Monday, January 9, 2017

Passengers (2016) film review

Year: 2016
Running Time: 116 minutes
Director: Morten Tyldum
Writer: Jon Spaihts
Cast: Chris Pratt, Jennifer Lawrence, Michael Sheen, Laurence Fishburne

Passengers is now showing in cinemas everywhere and is distributed in Australia by Roadshow Films.

In 2007, the Passengers screenplay written by Jon Spaihts was featured on the Blacklist, which is a list of the year's best scripts that have yet to developed for the screen. Now nearly 10 years later Morten Tyldum has brought Spaihts' screenplay to life.

After watching the film, it is not only obvious why the screenplay was part of the Blacklist, but it is also obvious why it took so long for it to be made. Passengers sounds as though it could be an intriguing enough story, but there is only so much that can be done with it when translated onto the screen. The end result is a film that is fine, but could never really have been something truly special.

In the future when Earth is over-inhabited, the spaceship, Starship Avalon transports 5000 passengers to Homestead Colony to set up the next stage in human existence. Although the journey is to take 120 years and all the crew and passengers are to be in hibernation pods until just before arrival, a malfunction occurs and Jim Preston (Chris Pratt) awakes 90 years ahead of schedule. He is the only being to be awake on the Avalon besides android bartender, Arthur (Michael Sheen), until he is joined a year later by Aurora Lane (Jennifer Lawrence). The two have an instant connection, but it is a connection that may not have been made under the most ethical circumstances.

Passengers is really everything it could have been. Morten Tyldum directs it to the best of his ability and both Chris Pratt and Jennifer Lawrence bring as much to the screen as they possibly can. The fault of the film does not lie in the production of it. There was just no possible way that the story could have been developed for the screen without it coming across as mostly unoriginal, only slightly ludicrous and mediocre at best.


The film has been likened to a cross between 2001: A Space Odyssey and The Notebook, which sounds so odd that it sets off alarm bells instantly.
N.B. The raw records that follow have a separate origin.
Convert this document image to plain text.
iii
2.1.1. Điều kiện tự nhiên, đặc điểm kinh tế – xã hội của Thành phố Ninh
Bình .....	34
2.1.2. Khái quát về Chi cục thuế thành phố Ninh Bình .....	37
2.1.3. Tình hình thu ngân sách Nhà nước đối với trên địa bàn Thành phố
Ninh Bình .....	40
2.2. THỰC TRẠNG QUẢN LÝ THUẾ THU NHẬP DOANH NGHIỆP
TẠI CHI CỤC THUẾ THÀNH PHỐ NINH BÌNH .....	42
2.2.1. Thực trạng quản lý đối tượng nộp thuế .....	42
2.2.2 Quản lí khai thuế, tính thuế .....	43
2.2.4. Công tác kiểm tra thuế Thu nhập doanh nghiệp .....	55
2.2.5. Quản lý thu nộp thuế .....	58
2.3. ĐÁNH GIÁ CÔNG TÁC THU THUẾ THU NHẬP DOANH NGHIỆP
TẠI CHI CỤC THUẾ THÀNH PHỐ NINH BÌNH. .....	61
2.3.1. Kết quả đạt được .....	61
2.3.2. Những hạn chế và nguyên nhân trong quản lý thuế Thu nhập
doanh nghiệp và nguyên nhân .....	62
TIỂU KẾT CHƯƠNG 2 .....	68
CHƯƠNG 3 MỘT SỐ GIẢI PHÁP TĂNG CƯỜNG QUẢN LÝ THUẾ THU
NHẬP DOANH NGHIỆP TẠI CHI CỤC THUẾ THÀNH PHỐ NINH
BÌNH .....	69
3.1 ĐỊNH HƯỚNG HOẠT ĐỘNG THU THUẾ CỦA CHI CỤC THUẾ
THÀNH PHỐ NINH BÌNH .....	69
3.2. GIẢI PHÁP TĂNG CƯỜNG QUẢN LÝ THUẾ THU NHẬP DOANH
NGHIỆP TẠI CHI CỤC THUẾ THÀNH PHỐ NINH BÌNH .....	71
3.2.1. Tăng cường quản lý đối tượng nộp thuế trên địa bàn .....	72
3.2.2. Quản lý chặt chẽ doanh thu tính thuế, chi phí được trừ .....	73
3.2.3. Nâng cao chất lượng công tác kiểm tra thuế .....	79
While the sci-fi genre is typically able to get away with an escape of realism, the whole concept of Passengers just seems too far-fetched for it to be taken seriously. It is the type of film that one watches knowing that they should be pondering the ethical dilemmas and underlying themes being presented by the characters and their situations, but they are just too far removed to make a connection. There are indeed some interesting ethical questions to be explored there, particularly in regards to Jim and Aurora's relationship origins, but it is difficult for these to become conversation starters when the ludicracy of the story is the film's main talking point

However, Passengers does have some redeeming features. The production design by Guy Hendrix Dyas of the Starship Avalon's interiors is very impressive as they are complex, but neat and linear. There are some truly spectacular celestial moments throughout the film, but it is a shame that they are few and far between. One also cannot fault the film's two stars, Chris Pratt and Jennifer Lawrence. Passengers is perhaps the most intense role Pratt has had to date and he maintains the comical demeanor that he has become popular for as well as showing the needed emotions. Jennifer Lawrence gives her consistent all to the role of Aurora and has a great chemistry with Pratt onscreen.

Despite the misgivings of the film, Passengers is still watchable. It is not painful to watch by any means, but struggles to make something meaningful out of something so ridiculously far-fetched.